If you’re anything like me, you don’t save ice cream just for the summer months, you indulge in it all year round. Come rain or shine, you can count on finding me curled up on the sofa with a tub of Haagen Dazs in my hand. I mean, you wouldn’t think that a frozen lump of milk and flavoring would be so darn delicious, but for some reason it just is. And whether you’re more of a Ben and Jerry’s aficionado or you’re more about the delicate flavours, we’ve all been in dire need of needing the sweet treat on a hot summer’s day.
However, the worst bit about grabbing an ice cream has to be how quickly our soft-serve melts. What starts as an innocuous drip quickly turns into a full on flood, threatening to make a mess of our summer linens.
Thankfully, this summertime woe may not be such as a problem anymore, as researchers from the University of Dundee and the University of Edinburgh have discovered a naturally-occurring protein which slows the process of your ice cream turning into milky slush.
In a joint study conducted by the two universities, researchers discovered a new protein named BsIA which makes ice cream more resistant to warm temperatures. When the naturally-occurring protein is added to the mix, it adheres to fat droplets and air bubbles, binding together the air, fat and water. Not only does this mean that your mint chocolate chip melts slower but the protein helps prevent gritty ice-crystals from forming, giving your ice cream a smoother consistency.
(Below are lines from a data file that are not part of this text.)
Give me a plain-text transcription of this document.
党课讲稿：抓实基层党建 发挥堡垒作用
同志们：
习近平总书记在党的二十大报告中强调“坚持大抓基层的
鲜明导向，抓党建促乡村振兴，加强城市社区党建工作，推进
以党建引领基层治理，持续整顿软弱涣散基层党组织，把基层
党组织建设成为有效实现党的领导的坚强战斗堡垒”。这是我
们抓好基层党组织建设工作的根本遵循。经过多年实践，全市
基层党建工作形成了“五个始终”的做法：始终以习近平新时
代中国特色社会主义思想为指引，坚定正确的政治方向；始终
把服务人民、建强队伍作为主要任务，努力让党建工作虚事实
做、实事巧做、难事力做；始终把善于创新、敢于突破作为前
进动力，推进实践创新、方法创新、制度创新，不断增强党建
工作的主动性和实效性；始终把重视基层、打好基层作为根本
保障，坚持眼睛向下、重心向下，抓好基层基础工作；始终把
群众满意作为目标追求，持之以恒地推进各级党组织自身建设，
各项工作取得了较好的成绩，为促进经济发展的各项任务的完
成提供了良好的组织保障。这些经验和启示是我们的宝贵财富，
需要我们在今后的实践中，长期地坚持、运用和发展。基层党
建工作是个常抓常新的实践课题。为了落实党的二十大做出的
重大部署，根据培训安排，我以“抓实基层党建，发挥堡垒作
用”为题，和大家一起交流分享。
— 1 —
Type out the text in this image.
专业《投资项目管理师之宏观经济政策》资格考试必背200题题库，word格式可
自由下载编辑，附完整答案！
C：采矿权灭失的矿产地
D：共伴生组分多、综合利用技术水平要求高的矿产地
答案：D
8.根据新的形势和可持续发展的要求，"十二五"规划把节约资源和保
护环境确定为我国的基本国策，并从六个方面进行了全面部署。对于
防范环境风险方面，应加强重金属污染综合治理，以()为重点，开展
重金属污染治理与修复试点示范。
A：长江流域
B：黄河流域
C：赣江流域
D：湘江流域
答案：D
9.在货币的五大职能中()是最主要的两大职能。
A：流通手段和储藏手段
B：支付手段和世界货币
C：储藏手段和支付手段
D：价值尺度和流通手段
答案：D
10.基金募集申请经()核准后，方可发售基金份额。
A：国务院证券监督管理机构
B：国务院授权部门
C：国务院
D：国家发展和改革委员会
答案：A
This has obvious benefits for lower-end ice cream manufacturers, as they will now be able to replicate the silky texture of more expensive ice creams by incorporating the raw, sustainable matter. However, all manufacturers will profit from not needing to deep freeze their product for so long.
Speaking about the exciting discovery, Dr Nicola Stanley-Wall, a researcher from the University of Dundee said, “it has been fun working on the applied use of a protein that was initially identified due to its practical purpose in bacteria.”
And the leader of the project, Professor Cait MacPhee from the University of Edinburgh’s School of Physics and Astronomy added, “We’re excited by the potential this new ingredient has for improving ice cream, both for consumers and for manufacturers.”
The protein, BsIA was developed in conjunction with the Biotechnology and Biological Sciences Research Council and the Engineering and Physical Sciences Research Council.
We still have a while to wait before slow melting ice cream hits our local grocery stores, as researchers estimate that it will be three to five years before manufacturers will be able to make ice cream using the protein. So I guess we’re just going to have to keep licking ice cream off our wrists until 2020.
Either way, I’m going to be the first person in line for the new, long lasting product when it drops. Now, pass me the Phish Food!